Si le problème est une interruption, un contour qui rétablit la communication entre le cerveau et les membres peut rétablir les mouvements. C’est le cas ? Pour le prouver, les chercheurs ont mis au point un BCI – acronyme d’interface cerveau-ordinateur – et l’ont implanté dans le cerveau de deux singes qui ont perdu les mouvements de leurs jambes à cause de lésions médullaires.

Ce n’était qu’une partie de la procédure. L’autre consistait en l’implantation d’un système d’électrodes à la surface de la moelle osseuse de chaque animal, en un point très proche de la zone blessée. Ce que l’implant cérébral fait, fondamentalement, c’est d’envoyer des signaux du cerveau au système d’électrodes pour qu’il émette les stimuli qui génèrent les mouvements.

Ce n’est pas une idée nouvelle. Ici même sur PerlmOl, nous avons déjà montré l’histoire de Ian Burkhart, un garçon quadriplégique qui a pu bouger sa main droite grâce à un implant cérébral, ainsi que le cas de Nathan Copeland, un jeune quadriplégique qui était à nouveau tactile grâce à une procédure similaire.

Cependant, il y a une différence importante par rapport à la recherche impliquant les deux garçons : les implants de singe sont sans fil, c’est-à-dire qu’il n’est pas nécessaire d’interconnecter les composants avec des fils. Cette caractéristique réduit les risques d’endommagement des appareils, donne plus de liberté de mouvement, réduit le risque d’infections, en bref.

Mais ce système fonctionne-t-il ? Les résultats ont rendu les chercheurs très optimistes.

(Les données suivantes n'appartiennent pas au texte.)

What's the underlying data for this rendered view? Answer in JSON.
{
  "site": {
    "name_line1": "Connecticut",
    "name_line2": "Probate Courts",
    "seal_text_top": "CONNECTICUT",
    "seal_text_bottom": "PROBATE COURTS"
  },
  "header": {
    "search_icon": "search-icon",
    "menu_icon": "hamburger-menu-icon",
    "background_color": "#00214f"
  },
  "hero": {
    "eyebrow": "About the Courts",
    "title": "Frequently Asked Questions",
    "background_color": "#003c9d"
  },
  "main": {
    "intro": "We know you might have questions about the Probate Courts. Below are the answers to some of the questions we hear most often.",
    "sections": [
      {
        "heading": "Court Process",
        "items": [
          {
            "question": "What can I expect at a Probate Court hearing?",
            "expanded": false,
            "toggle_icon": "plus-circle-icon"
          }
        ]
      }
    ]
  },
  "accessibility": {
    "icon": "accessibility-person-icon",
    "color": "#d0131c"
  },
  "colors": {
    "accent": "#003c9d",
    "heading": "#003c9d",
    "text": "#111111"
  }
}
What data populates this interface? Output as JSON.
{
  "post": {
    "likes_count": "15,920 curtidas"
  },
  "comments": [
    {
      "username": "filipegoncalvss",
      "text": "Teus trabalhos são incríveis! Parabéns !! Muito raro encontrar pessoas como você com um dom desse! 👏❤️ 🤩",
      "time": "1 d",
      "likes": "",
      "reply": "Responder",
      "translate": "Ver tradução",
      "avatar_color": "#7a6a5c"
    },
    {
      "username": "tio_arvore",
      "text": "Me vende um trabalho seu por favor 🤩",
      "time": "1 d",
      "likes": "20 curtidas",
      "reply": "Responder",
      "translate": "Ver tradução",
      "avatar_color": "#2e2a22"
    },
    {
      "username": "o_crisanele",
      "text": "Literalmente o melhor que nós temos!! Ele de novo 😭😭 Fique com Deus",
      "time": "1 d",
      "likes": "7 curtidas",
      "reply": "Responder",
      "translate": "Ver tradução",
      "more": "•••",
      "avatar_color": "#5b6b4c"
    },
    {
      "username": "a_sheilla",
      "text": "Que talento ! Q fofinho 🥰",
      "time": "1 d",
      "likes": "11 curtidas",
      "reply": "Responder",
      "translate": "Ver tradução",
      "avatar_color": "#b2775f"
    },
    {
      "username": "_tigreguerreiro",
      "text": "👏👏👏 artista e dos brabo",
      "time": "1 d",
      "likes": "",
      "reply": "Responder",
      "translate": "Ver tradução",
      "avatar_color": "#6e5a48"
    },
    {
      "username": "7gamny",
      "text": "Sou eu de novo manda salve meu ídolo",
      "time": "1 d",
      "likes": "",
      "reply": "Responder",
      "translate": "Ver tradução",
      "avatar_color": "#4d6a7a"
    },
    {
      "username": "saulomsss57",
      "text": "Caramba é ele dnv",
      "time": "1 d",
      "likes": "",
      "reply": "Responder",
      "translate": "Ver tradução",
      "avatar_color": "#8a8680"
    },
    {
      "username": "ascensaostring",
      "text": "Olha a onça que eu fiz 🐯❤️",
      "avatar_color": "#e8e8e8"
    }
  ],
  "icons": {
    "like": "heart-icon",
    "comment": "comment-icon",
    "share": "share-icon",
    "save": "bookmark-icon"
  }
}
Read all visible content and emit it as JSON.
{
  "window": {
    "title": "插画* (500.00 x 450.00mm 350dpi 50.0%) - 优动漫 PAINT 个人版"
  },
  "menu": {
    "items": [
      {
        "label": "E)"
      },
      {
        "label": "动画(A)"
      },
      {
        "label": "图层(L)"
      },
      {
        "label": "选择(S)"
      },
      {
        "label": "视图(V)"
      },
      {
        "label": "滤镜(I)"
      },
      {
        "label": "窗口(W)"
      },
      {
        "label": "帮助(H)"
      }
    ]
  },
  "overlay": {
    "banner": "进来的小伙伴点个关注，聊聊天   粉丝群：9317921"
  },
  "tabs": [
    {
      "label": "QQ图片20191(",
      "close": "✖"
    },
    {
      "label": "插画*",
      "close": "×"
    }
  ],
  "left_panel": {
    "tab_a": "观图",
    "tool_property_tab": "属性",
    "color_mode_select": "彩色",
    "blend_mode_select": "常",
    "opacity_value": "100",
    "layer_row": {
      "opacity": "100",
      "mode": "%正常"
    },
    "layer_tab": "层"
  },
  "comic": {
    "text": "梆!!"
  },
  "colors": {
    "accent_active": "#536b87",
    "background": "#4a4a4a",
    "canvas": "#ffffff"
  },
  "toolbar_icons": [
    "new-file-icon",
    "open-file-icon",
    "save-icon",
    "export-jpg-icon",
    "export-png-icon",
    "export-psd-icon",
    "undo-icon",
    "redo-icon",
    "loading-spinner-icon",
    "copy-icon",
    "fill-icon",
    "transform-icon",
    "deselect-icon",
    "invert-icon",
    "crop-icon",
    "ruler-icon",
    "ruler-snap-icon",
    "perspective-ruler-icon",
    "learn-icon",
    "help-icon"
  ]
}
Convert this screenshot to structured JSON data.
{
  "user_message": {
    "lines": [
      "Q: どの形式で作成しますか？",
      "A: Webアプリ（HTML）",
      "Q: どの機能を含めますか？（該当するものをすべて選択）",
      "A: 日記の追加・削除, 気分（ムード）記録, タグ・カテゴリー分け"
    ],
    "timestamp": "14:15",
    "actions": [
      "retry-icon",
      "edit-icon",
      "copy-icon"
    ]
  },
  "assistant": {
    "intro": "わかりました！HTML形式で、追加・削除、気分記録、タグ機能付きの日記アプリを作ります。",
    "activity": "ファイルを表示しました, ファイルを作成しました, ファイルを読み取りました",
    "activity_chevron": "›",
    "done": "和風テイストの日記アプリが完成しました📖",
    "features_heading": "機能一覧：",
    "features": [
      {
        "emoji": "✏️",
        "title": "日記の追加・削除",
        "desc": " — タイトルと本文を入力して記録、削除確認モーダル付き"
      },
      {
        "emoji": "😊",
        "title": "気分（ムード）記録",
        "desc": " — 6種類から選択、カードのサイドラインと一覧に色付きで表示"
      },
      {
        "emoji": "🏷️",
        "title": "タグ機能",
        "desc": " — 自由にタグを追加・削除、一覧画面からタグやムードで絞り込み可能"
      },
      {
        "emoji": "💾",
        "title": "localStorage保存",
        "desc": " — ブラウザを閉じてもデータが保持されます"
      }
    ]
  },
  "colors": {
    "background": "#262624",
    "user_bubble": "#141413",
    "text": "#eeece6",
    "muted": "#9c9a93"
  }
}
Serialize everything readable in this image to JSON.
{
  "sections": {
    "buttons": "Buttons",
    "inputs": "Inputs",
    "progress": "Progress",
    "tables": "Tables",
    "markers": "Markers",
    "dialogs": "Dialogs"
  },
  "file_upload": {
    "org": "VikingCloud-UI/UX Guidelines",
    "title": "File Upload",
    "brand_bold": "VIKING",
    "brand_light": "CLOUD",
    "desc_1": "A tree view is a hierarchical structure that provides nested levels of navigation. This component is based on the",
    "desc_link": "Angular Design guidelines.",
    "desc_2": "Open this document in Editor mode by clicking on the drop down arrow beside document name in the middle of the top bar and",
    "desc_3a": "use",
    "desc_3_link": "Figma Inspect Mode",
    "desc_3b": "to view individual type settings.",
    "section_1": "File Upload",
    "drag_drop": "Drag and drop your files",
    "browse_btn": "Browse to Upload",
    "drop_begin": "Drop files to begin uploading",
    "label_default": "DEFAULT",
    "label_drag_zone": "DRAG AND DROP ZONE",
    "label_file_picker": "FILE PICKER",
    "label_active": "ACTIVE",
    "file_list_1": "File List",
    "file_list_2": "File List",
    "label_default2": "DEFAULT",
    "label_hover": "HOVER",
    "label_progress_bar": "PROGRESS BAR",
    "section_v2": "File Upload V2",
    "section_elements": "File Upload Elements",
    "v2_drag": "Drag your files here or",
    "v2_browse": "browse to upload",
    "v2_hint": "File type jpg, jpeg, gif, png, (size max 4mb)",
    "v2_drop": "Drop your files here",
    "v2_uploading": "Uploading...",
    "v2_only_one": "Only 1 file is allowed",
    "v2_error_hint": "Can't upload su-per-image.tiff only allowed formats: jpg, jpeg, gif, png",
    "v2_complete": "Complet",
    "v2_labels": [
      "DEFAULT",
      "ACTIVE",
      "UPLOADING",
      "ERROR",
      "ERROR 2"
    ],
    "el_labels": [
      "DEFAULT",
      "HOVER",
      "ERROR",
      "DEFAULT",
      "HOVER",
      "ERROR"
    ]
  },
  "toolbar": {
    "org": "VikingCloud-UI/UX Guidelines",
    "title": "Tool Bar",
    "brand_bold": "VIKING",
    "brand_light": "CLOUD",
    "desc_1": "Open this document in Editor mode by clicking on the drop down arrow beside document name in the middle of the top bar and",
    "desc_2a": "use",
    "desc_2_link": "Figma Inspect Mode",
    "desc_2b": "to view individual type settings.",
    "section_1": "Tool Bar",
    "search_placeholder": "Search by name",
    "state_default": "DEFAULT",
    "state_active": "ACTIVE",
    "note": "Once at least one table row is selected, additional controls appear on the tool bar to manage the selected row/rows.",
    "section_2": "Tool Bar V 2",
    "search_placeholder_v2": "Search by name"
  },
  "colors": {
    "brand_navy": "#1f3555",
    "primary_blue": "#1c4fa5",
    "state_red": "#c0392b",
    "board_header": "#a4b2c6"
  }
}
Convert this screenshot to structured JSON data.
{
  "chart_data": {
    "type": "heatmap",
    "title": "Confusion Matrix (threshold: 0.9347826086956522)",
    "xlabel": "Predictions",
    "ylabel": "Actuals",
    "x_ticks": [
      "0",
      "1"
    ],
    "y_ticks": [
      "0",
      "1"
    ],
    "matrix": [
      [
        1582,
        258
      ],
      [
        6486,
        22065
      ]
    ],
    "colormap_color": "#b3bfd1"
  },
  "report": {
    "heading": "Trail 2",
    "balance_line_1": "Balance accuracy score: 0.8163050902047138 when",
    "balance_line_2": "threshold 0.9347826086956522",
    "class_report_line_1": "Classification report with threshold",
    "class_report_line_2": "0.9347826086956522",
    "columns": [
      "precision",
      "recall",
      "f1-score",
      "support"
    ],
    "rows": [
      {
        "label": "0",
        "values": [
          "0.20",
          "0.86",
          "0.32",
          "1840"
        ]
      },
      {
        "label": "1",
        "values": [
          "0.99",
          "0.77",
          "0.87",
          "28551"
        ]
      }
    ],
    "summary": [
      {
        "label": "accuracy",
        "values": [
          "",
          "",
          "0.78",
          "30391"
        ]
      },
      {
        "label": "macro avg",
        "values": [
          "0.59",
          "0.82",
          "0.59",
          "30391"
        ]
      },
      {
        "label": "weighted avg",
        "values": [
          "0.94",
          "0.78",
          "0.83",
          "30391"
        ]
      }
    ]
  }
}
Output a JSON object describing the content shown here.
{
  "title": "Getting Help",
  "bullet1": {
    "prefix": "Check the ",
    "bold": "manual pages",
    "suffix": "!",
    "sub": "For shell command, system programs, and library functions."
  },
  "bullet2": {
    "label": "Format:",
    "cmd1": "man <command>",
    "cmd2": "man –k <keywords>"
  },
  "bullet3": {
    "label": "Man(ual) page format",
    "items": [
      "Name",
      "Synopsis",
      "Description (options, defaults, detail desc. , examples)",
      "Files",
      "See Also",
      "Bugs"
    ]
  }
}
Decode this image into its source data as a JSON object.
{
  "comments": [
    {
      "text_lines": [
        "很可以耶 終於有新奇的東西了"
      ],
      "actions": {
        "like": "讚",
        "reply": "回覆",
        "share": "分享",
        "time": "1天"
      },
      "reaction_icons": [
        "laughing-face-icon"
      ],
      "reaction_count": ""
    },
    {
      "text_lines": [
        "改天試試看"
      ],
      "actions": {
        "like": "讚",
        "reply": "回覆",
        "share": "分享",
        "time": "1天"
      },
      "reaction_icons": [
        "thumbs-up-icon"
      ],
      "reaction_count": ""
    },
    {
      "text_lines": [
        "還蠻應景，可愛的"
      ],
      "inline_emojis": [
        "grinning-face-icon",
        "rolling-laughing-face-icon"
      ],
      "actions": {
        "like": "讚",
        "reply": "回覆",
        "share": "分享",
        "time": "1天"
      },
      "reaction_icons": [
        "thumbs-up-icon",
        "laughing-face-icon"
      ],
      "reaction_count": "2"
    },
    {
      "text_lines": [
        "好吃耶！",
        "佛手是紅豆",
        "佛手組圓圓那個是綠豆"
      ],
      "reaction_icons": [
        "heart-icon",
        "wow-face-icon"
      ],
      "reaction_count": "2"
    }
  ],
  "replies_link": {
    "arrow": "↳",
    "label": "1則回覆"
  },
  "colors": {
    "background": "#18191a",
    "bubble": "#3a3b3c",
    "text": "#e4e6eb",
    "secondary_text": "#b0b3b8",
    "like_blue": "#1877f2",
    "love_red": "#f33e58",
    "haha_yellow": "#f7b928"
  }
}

Le BCI a pu reproduire les impulsions nerveuses générées dans le cerveau et les convertir en signaux correspondant aux mouvements attendus. Celles-ci sont envoyées aux électrodes qui, à leur tour, transmettent les stimuli à la région à déplacer.

Ça a marché : les singes ont remarché. L’un d’eux n’a pas bougé un pied arrière et a eu besoin de six jours pour récupérer sa capacité de bouger. L’autre, avec une blessure plus grave, a pris deux semaines.

L’approche des chercheurs attire l’attention parce qu’au lieu d’essayer de décoder les impulsions nerveuses, l’équipe s’est concentrée, dans le cadre des études liées à la région, sur l’acheminement des signaux vers la partie de la moelle épinière située après la blessure.

Les tâches les plus cruciales du travail consistaient donc à faire enregistrer correctement par le BCI les signaux correspondant aux mouvements et à les transmettre sans altération ni retard à la partie de la moelle épinière qui n’était pas blessée. « Nous laissons la colonne vertébrale s’occuper des détails de l’activité musculaire « , explique Grégoire Courtine, un neuroscientifique impliqué dans le projet.

Ce type de recherche permettra-t-il de réduire considérablement les cas de paraplégie ou de quadriplégie un jour ? C’est l’objectif. Mais, comme tout ce qui touche à la science, nous devons être patients. L’étude est assez avancée, mais il reste encore beaucoup de travail à faire.

En premier lieu, nous devons considérer que, malgré les similitudes entre les singes et les humains, nous parlons de structures corporelles différentes. Les singes sont plus petits, ce qui peut avoir facilité la communication entre le CBI et les électrodes.

De plus, les schémas d’activité cérébrale sont extrêmement complexes. A ce stade, la technologie ne peut pas détecter et reproduire avec une précision absolue toutes les impulsions nerveuses générées, ni garantir qu’elles atteindront les zones de destination à temps. Par conséquent, les mouvements récupérés peuvent ne pas être subtils ou ne pas avoir la même portée qu’auparavant.

Quoi qu’il en soit, les chercheurs croient que d’ici quelques années, la technique sera suffisamment évoluée pour permettre aux personnes atteintes de lésions médullaires de récupérer au moins une partie de leurs mouvements perdus. Peut-être que la personne ne courra plus, par exemple, mais si elle n’est pas dépendante d’un fauteuil roulant, nous aurons une grande victoire là-bas.

Malgré la pertinence du sujet, les scientifiques peuvent avoir des problèmes avec les groupes de protection des animaux, car des singes ont été blessés spécifiquement pour l’étude. Ceci explique pourquoi les procédures ont été effectuées en Chine : le pays n’a pas de règles strictes en matière de recherche animale.